Article du mois en accès libre
 
Harrison SA & al., A Phase 3, Randomized, Controlled Trial of Resmetirom in NASH with Liver Fibrosis. N Engl J Med. 2024 Feb 8;390(6):497-509. doi : 10.1056/NEJMoa2309000

 

En décembre 2023, dans ce même Coin de la Biblio SFD, nous abordions les résultats de l'essai MAESTRO-NAFLD-1, essai contrôlé, randomisé, de phase 3 paru dans Nature Medicine évaluant la sécurité et la tolérance du Resmetirom dans la prise en charge des hépatopathies métaboliques (HM) [1]. Pour rappel, le Resmetirom est un agoniste sélectif du récepteur aux hormones thyroïdiennes ß (THRß), principal isoforme exprimé au niveau hépatique. Au cours de la stéatohépatite métabolique, le récepteur THRß présente une altération fonctionnelle conduisant à une diminution de la fonction mitochondriale et de la b-oxydation des acides gras et à une majoration de la fibrose hépatique. Cela explique pourquoi cibler THRß a été identifié comme potentielle stratégie thérapeutique des HM [2,3]. Ainsi, le Resmetirom a montré son efficacité dans la prise en charge des HM dans des essais de phase 2 ainsi qu’une bonne sécurité et une bonne tolérance versus placebo dans l'essai de phase 3 MAESTRO-NAFLD-1 précédemment rapporté [1,4,5].

Venant compléter le programme de développement du Resmetirom, la présente étude MAESTRO-NASH évalue l'efficacité et la sécurité du Resmetirom à 52 semaines chez des adultes présentant une stéatohépatite métabolique avec fibrose confirmée par biopsie.

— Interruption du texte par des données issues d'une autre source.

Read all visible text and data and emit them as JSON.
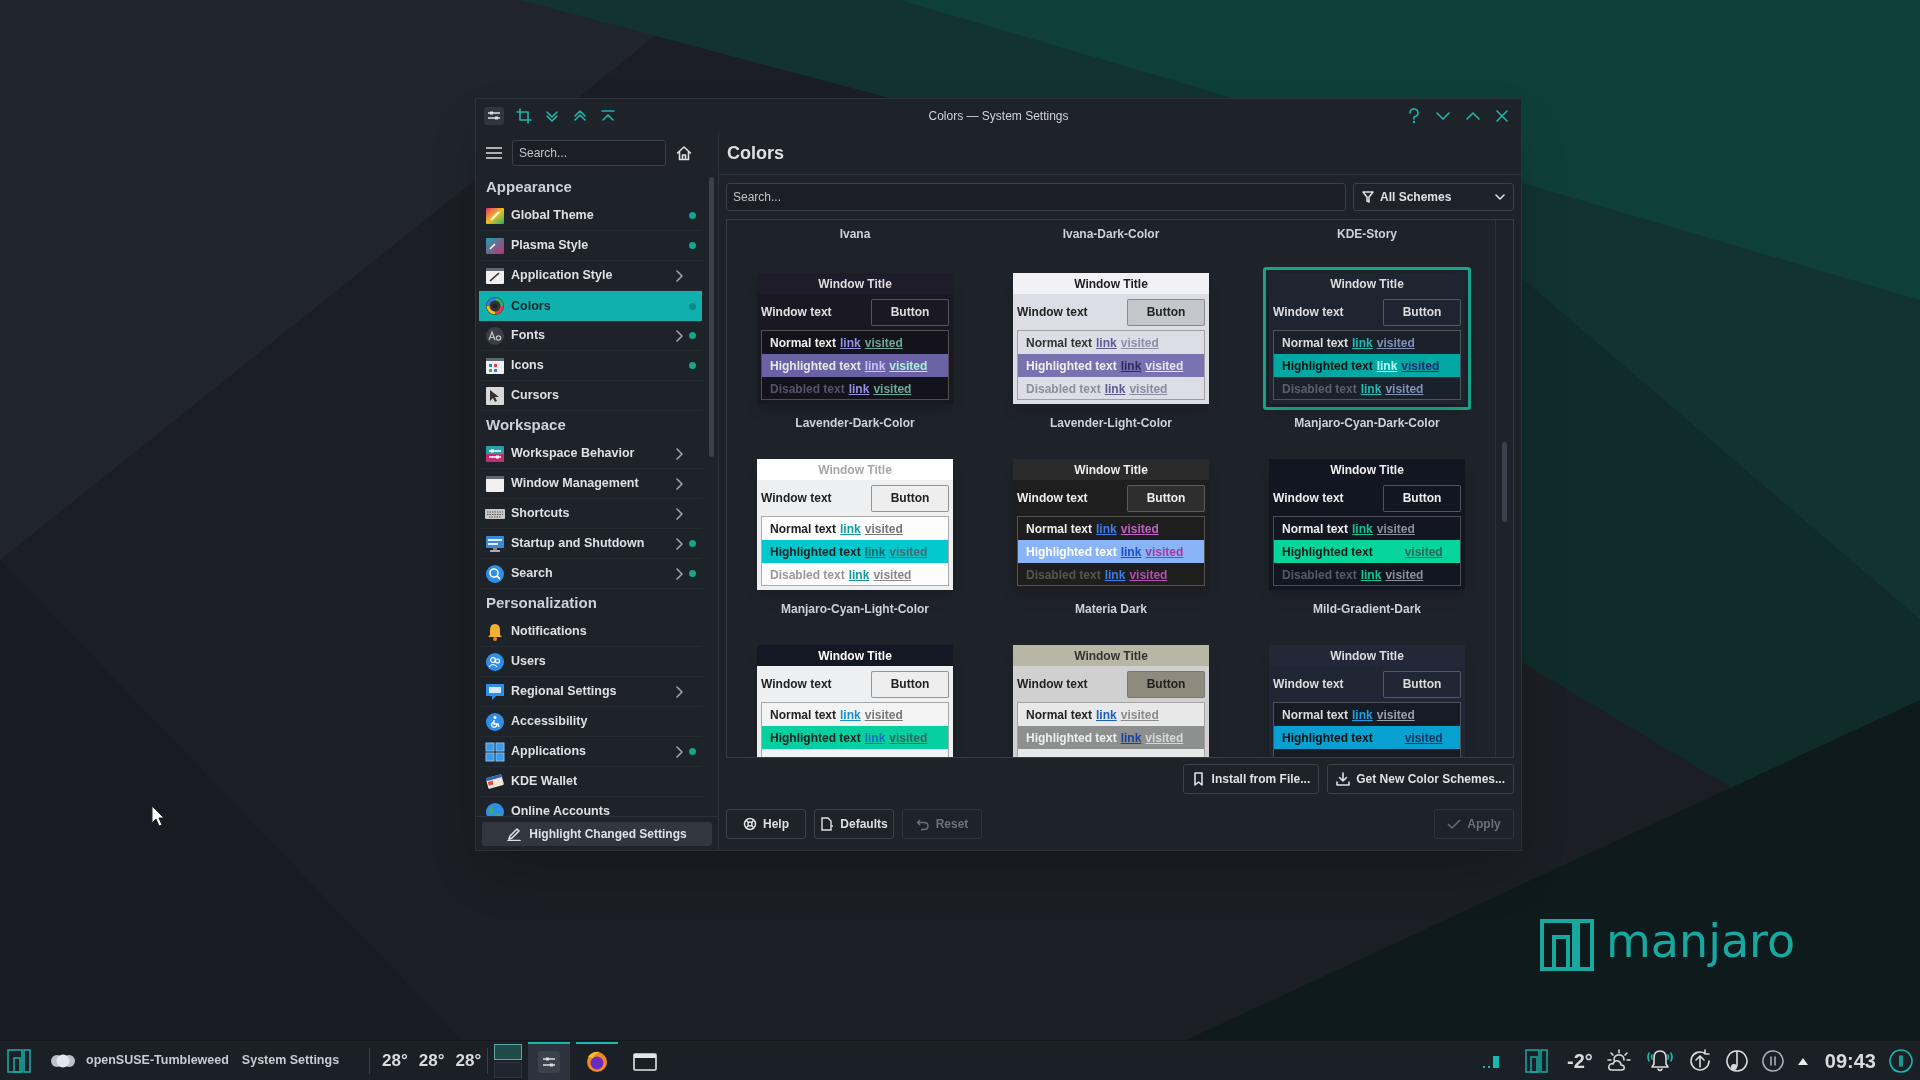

L’essai MAESTRO-NASH est un essai de phase 3, en double aveugle, randomisé versus placebo, mené sur 245 sites dans 15 pays et planifié pour une durée de 54 mois. Cet article rapporte les résultats de 966 patients à 52 semaines. Les critères d’inclusion étaient les suivants : patients adultes (âge ≥ 18 ans), présence d’au moins 3 des 5 facteurs de risque du syndrome métabolique selon la définition usuelle, évaluation par fibroscan dans les 3 mois précédents avec CAP ≥ 280 dB/m et élasticité hépatique ≥ 8,5 kPa, stéatohépatite associée à une fibrose hépatique évoluée et confirmée par biopsie. Une première biopsie hépatique était réalisée au début de l'étude puis une seconde était réalisée à la 52ème semaine (lecture centralisée par 2 experts anatomopathologistes indépendants), permettant de déterminer le NAFLD (Non alcoholic Fatty Liver Disease) Activity Score (évaluation de l’inflammation; score de 0 à 8, ≥ 4 pour inclusion) et le stade de fibrose (F0 à F4, ≥ F1 pour inclusion). Les patients étaient randomisés selon un ratio 1:1:1 pour recevoir soit du Resmetirom à la dose de 80 ou 100 mg, soit un placebo, en 1 prise quotidienne par voie orale. Au moins 50 % de l'ensemble des patients inclus devait présenter une fibrose de stade F3. Le poids et les doses d’agoniste du récepteur au GLP-1 devaient être stables depuis 3 et 6 mois avant la biopsie, respectivement. Les principaux critères d'exclusion étaient : la consommation d'alcool de plus de 20 g/jour pour les femmes et de plus de 30 g/jour pour les hommes, une hémoglobine glyquée de plus de 9% à l'inclusion et tout autre cause de maladie hépatique chronique. Deux critères primaires de jugement étaient évalués à 52 semaines : 1) résolution de la stéatohépatite sans aggravation de la fibrose, 2) diminution de la fibrose d'au moins un stade sans aggravation du NAFLD Activity Score. Différents critères secondaires de jugement étaient évalués comme la variation du LDL-cholestérol à 24 semaines après l'inclusion.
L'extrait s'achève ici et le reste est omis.